Peinture, musique, poésie (et haïku)

(note publiée le 18 novembre 2024)
La musique et la peinture sont des arts qui ne nécessitent pas d'avoir accès à une culture particulière. Certes, les compositeurs et les peintres sont influencés par leur histoire ; leur pays, leur éducation, leur milieu plus généralement jouent un rôle non négligeable dans leur production. Mais pas leur langue, et c'est là toute la différence avec la littérature – et avec la poésie plus spécifiquement.
Peinture, musique, poésie (et haïku) (a) Peinture, musique, poésie (et haïku) (af) Peinture, musique, poésie (et haïku) (i)
Qu'on me permette de prendre un cas que je connais assez bien, le mien. Du côté des arts visuels, j'apprécie certaines formes de peinture abstraite, même si je préfère globalement la peinture figurative.
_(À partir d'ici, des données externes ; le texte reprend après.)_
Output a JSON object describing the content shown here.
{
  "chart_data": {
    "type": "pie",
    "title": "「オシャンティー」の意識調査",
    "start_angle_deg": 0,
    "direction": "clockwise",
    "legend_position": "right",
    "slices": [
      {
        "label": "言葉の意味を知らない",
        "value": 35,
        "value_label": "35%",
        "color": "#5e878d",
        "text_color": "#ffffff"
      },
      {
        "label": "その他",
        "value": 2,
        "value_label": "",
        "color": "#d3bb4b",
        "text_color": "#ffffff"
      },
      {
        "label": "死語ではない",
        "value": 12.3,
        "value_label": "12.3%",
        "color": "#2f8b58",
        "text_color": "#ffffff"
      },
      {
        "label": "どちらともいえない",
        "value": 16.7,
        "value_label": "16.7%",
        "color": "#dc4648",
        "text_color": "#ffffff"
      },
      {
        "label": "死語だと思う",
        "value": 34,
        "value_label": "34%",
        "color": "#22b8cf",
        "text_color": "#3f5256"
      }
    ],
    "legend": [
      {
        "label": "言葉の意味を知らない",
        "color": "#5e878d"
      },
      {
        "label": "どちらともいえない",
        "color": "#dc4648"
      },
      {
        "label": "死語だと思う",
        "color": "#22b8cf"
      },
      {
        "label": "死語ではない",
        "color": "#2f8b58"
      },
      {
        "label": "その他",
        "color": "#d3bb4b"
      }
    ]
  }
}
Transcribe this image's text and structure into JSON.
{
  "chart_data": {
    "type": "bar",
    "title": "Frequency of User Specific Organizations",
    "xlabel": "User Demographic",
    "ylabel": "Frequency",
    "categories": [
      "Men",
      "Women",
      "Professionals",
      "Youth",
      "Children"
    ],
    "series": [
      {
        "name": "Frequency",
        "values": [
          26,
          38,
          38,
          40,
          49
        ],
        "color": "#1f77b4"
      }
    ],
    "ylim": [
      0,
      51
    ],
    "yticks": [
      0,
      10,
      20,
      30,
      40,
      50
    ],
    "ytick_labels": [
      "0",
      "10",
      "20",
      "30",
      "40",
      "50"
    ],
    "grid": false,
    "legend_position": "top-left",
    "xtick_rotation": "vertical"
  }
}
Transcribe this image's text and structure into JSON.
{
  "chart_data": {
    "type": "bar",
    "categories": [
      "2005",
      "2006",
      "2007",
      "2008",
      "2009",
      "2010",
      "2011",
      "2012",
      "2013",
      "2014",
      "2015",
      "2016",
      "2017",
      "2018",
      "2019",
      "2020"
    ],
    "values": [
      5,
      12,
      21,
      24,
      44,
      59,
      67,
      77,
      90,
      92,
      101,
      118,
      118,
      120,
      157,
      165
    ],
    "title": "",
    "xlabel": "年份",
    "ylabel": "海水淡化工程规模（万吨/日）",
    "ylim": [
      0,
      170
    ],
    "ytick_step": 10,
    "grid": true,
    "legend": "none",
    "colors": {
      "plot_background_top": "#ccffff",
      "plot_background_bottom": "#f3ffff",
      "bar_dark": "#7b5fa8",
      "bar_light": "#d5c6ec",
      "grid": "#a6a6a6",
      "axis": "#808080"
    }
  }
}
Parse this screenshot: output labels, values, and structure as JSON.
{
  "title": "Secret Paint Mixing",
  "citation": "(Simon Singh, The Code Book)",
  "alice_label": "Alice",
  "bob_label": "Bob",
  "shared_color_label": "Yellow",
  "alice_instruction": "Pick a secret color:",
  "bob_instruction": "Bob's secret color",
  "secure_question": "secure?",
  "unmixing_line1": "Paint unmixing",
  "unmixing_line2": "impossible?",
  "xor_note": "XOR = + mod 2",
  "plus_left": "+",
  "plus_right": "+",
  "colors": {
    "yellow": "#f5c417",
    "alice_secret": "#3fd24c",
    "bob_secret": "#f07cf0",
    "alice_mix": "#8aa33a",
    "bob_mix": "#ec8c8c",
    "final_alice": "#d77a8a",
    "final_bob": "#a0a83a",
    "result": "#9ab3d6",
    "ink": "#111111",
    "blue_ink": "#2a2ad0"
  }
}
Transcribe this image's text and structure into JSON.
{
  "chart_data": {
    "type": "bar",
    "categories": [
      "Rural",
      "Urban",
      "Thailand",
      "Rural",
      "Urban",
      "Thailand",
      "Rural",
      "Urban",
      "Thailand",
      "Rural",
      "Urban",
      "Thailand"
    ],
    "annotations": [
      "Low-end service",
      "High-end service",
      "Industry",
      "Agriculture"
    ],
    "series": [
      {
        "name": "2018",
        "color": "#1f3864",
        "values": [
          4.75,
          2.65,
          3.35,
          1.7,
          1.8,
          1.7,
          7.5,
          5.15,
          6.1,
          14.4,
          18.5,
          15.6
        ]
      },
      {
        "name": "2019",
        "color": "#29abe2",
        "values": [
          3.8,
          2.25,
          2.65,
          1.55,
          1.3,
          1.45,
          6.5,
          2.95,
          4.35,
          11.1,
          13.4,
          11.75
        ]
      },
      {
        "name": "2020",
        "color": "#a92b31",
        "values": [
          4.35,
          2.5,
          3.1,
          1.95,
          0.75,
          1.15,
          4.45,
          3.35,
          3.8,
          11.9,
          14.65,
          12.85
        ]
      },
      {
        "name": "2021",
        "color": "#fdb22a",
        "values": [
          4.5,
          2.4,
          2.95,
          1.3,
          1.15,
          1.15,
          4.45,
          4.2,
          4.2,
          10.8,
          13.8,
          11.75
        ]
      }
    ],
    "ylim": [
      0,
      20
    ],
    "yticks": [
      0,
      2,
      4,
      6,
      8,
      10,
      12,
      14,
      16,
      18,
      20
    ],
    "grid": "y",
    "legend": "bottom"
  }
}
Même chose pour la photo. Des formes sans lien apparent avec le monde réel peuvent m'enchanter. Pour la musique, je reste insensible à toutes les formes de musique abstraite – celle dite sérielle, par exemple – insensible et même carrément hostile quand ça « m'écorche les oreilles ». Quant à la poésie, j'ai déjà dit ce que je pensais de la poésie non versifiée, surtout de cette production catastrophique ou des mots sont balancés sur le papier, donnant des phrases sans queue ni tête, toute forme de syntaxe cohérente en étant bannie. Bon, quand elle réussit à survivre, c'est pour qu'on lise ce genre de niaiseries :
tu cherches tes yeux

dans ce corps sorti du corps
peut-être une femme à rebours

l’un est soi et l’autre
est qui vient qui part
Je me délecte toujours à chercher ces extraits et je suis rarement déçu, tant certains auteurs sont capables de tout au prétexte de « s'exprimer ».

J'ai qualifié les responsables de ces inepties de « branleurs de cervelle » en référence aux prétentions de ces dames et de ces messieurs ; ne livrent-ils pas ainsi le meilleur d'eux-mêmes, la quintessence de leur pensée ? Ils offriraient le pire qu'on ne verrait guère de différence. Notez que plusieurs de ces prétendus poèmes veulent être habilement composés sur la page, imitant le fameux « Coup de dés » de Mallarmé. Hélas pour eux (et pour Mallarmé), la poésie n'est pas un art visuel. Musique et poésie ont ceci en commun, qui les démarque de la peinture, de faire appel aux sons, aux sonorités si l'on préfère. La poésie n'est-elle pas l'art de faire chanter les mots ?
Peinture, musique, poésie (et haïku) (a) Peinture, musique, poésie (et haïku) (af) Peinture, musique, poésie (et haïku) (i)
Le lien entre musique et poésie, je voudrais l'évoquer à propos du haïku. J'ai récemment eu l'occasion d'échanger sur la Toile au sujet des « poèmes courts japonais ». Un des points abordés était : faut-il respecter absolument le rythme des 5-7-5 syllabes pour les haïku écrits en français ? Le haïku est japonais, pays où la musique traditionnelle emploie la gamme pentatonique (sur cinq notes) ; pour autant, quiconque a le droit d'apprécier la musique basée sur cinq notes (c'est mon cas et je trouve beaucoup de charme à certaines œuvres) car il n'est point besoin de connaissances spéciales. Mais quant à lire des haïku dans le texte, c'est autre chose, il faut parler le japonais. Idem s'il s'agit d'en écrire. Il ne reste qu'à transposer le haïku en français. C'est certainement un pis-aller mais que faire d'autre ? Les 5-7-5 syllabes sont donc une adaptation des 5-7-5 « mores » de la langue japonaise, à la langue française. Se risquer à outrepasser cette règle risque de mener à des pièces sans saveur, certainement authentiques sur le fond mais molles sur la forme.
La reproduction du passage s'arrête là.